NMSU program to help Latinos
LAS CRUCES — A New Mexico State University program hopes to find ways to encourage Mexican American families to eat healthier.
A recently announced 18-month project funded by the Paso del Norte Health Foundation is seeking to convince Mexican-Americans to eat more fruits and vegetables.
Under the program, researchers will assess the layout of grocery stores in and around Las Cruces. Researchers will then analyze the purchasing and consumption patterns of Mexican-American families, and use “socially driven” messages to increase the consumption of fruits and vegetables.
Among the study’s objectives are to increase fruit and vegetable purchases by 10 percent during a six month period.
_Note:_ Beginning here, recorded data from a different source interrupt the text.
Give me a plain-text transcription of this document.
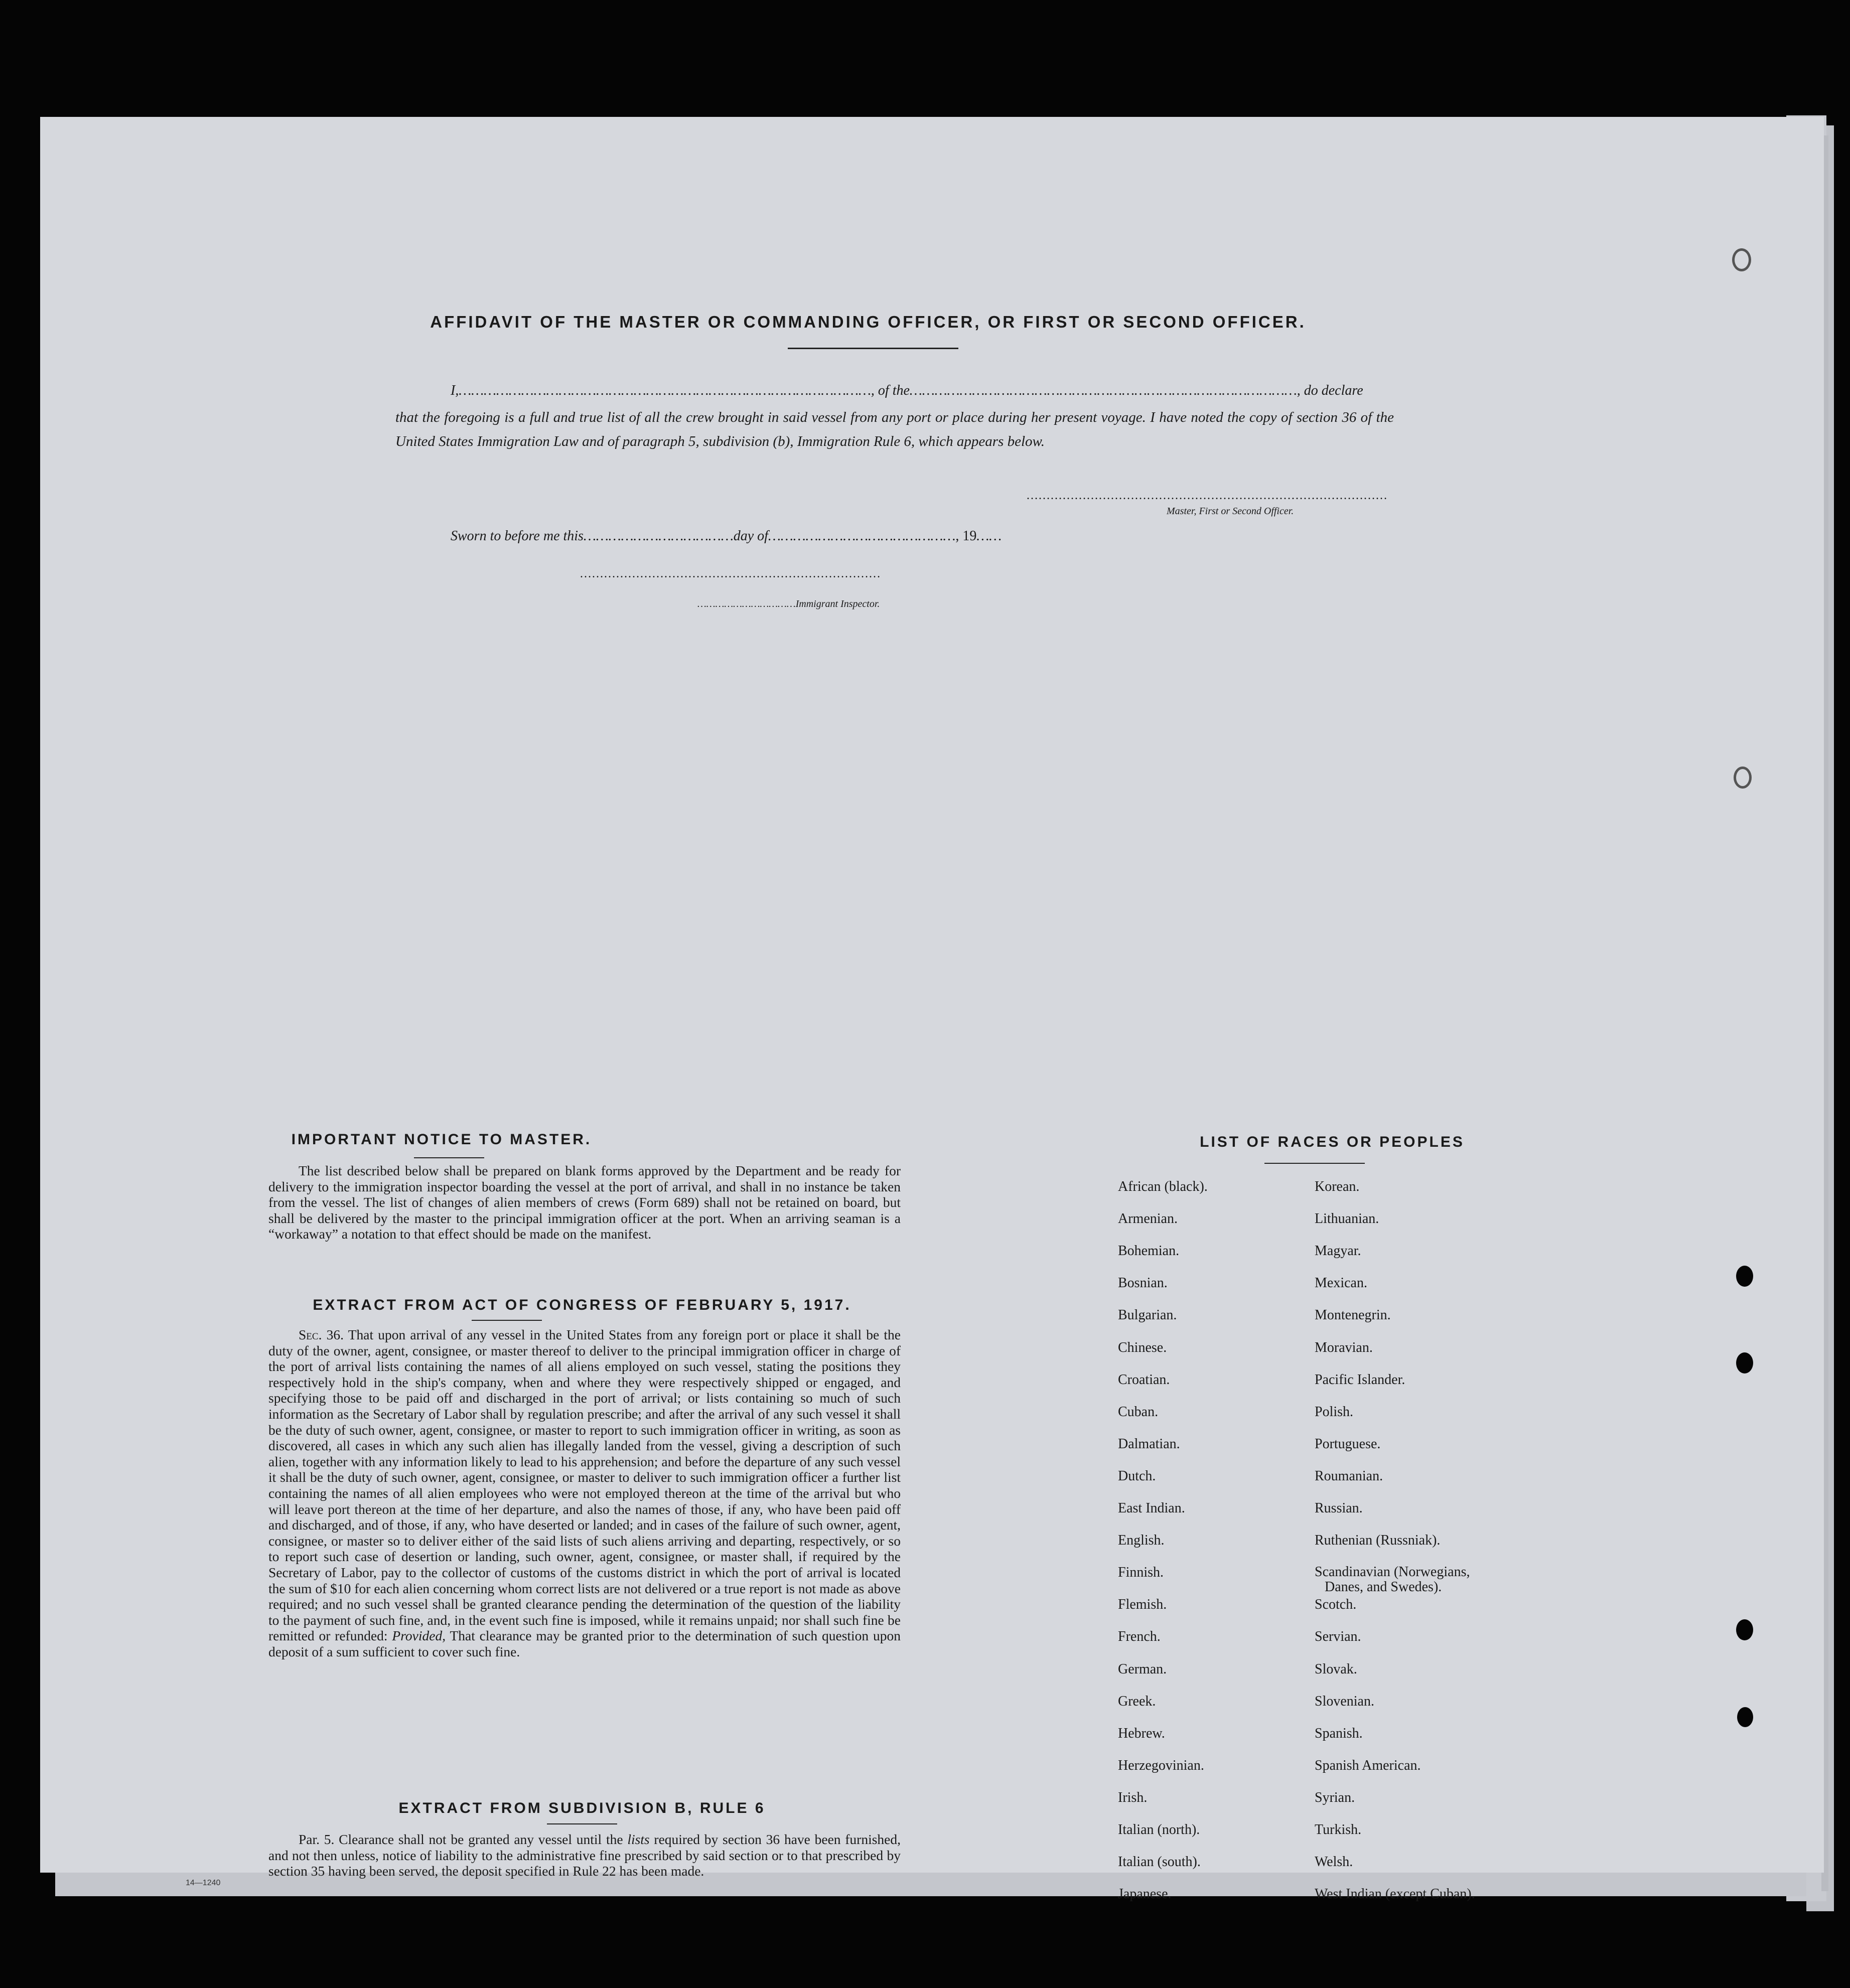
AFFIDAVIT OF THE MASTER OR COMMANDING OFFICER, OR FIRST OR SECOND OFFICER.
I,………………………………………………………………………………………, of the…………………………………………………………………………………, do declare
that the foregoing is a full and true list of all the crew brought in said vessel from any port or place during her present voyage. I have noted the copy of section 36 of the United States Immigration Law and of paragraph 5, subdivision (b), Immigration Rule 6, which appears below.
………………………………………………………………………………
Master, First or Second Officer.
Sworn to before me this………………………………day of………………………………………, 19……
…………………………………………………………………
……………………………Immigrant Inspector.
IMPORTANT NOTICE TO MASTER.
The list described below shall be prepared on blank forms approved by the Department and be ready for delivery to the immigration inspector boarding the vessel at the port of arrival, and shall in no instance be taken from the vessel. The list of changes of alien members of crews (Form 689) shall not be retained on board, but shall be delivered by the master to the principal immigration officer at the port. When an arriving seaman is a “workaway” a notation to that effect should be made on the manifest.
EXTRACT FROM ACT OF CONGRESS OF FEBRUARY 5, 1917.
Sec. 36. That upon arrival of any vessel in the United States from any foreign port or place it shall be the duty of the owner, agent, consignee, or master thereof to deliver to the principal immigration officer in charge of the port of arrival lists containing the names of all aliens employed on such vessel, stating the positions they respectively hold in the ship's company, when and where they were respectively shipped or engaged, and specifying those to be paid off and discharged in the port of arrival; or lists containing so much of such information as the Secretary of Labor shall by regulation prescribe; and after the arrival of any such vessel it shall be the duty of such owner, agent, consignee, or master to report to such immigration officer in writing, as soon as discovered, all cases in which any such alien has illegally landed from the vessel, giving a description of such alien, together with any information likely to lead to his apprehension; and before the departure of any such vessel it shall be the duty of such owner, agent, consignee, or master to deliver to such immigration officer a further list containing the names of all alien employees who were not employed thereon at the time of the arrival but who will leave port thereon at the time of her departure, and also the names of those, if any, who have been paid off and discharged, and of those, if any, who have deserted or landed; and in cases of the failure of such owner, agent, consignee, or master so to deliver either of the said lists of such aliens arriving and departing, respectively, or so to report such case of desertion or landing, such owner, agent, consignee, or master shall, if required by the Secretary of Labor, pay to the collector of customs of the customs district in which the port of arrival is located the sum of $10 for each alien concerning whom correct lists are not delivered or a true report is not made as above required; and no such vessel shall be granted clearance pending the determination of the question of the liability to the payment of such fine, and, in the event such fine is imposed, while it remains unpaid; nor shall such fine be remitted or refunded: Provided, That clearance may be granted prior to the determination of such question upon deposit of a sum sufficient to cover such fine.
EXTRACT FROM SUBDIVISION B, RULE 6
Par. 5. Clearance shall not be granted any vessel until the lists required by section 36 have been furnished, and not then unless, notice of liability to the administrative fine prescribed by said section or to that prescribed by section 35 having been served, the deposit specified in Rule 22 has been made.
LIST OF RACES OR PEOPLES
African (black).
Armenian.
Bohemian.
Bosnian.
Bulgarian.
Chinese.
Croatian.
Cuban.
Dalmatian.
Dutch.
East Indian.
English.
Finnish.
Flemish.
French.
German.
Greek.
Hebrew.
Herzegovinian.
Irish.
Italian (north).
Italian (south).
Japanese.
Korean.
Lithuanian.
Magyar.
Mexican.
Montenegrin.
Moravian.
Pacific Islander.
Polish.
Portuguese.
Roumanian.
Russian.
Ruthenian (Russniak).
Scandinavian (Norwegians,
Danes, and Swedes).
Scotch.
Servian.
Slovak.
Slovenian.
Spanish.
Spanish American.
Syrian.
Turkish.
Welsh.
West Indian (except Cuban).
14—1240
Schools still under construction
SANTA FE — Construction remains under way at four public schools in Santa Fe as the first day of school approaches.
Kristy Janda-Wagner, executive director of operations for Santa Fe Public Schools, told the Santa Fe New Mexican that the schools will open as scheduled even as construction remains under way.
The projects are part of a district commitment to fulfill a 2009 general obligation bond vote. That $160 million bond was designed to provide and update K-8 facilities, create art rooms, renovate kindergarten classrooms and ensure the complete removal of portable classrooms from these school sites, among other projects.
The four schools in question will be ready to open, though students at some of the schools may have to endure an overlapping period of construction and instruction as projects continue for anywhere from another week to a full semester.
At the Gonzales Community School, administration offices need another five to 10 days of work, but otherwise the school will be ready on Wednesday.
El Dorado Community School will be ready for students on Wednesday. Principal Anne Darnton said a building is almost entirely complete, but some landscaping work is continuing. A new cafeteria is being finalized, so for the first week or two, the school will have temporary food service lines.
Marisa Ortiz Snyder, the school district’s construction liaison, said construction at Aspen Community Magnet School should conclude by early September.
At Sweeney Elementary, an interior remodeling project requires more extensive work. For at least the next semester, the school’s K-2 students will be bussed to another school.
As with the situation at Gonzales, the main administrative offices at Sweeney won’t be ready to open for business this week. The principal and some of her staffers will work in temporary offices for a while.

New education grants announced
SEATTLE — A Washington nonprofit organization is announcing $1.2 million in new grants to encourage better science, technology, engineering and math teaching.
The grants announced Wednesday by Washington STEM will help teachers in classrooms around the state. They range from money to help preschool kids learn about science and math at home, to bigger efforts to improve science and math teaching in the Tacoma, Renton, Highline and several smaller school districts.
Among the smaller projects getting money from Washington STEM are a hands-on renewable energy lab in the Brewster School District, and a plan to combine robotics with biotech learning in Ellensburg.
In Sunnyside, a teacher will be using iPads to help her first graders get comfortable with technology. Middle school students on Vashon Island will be solving real world math problems from the construction of their new high school.

Bullying law gets endorsement
ST. PAUL, Minn. — Gov. Mark Dayton is endorsing the need for Minnesota to toughen its anti-bullying law.
Dayton received a report from his school bullying task force Wednesday. He endorsed the panel’s recommendation that Minnesota enact a stronger anti-bullying policy for all school districts.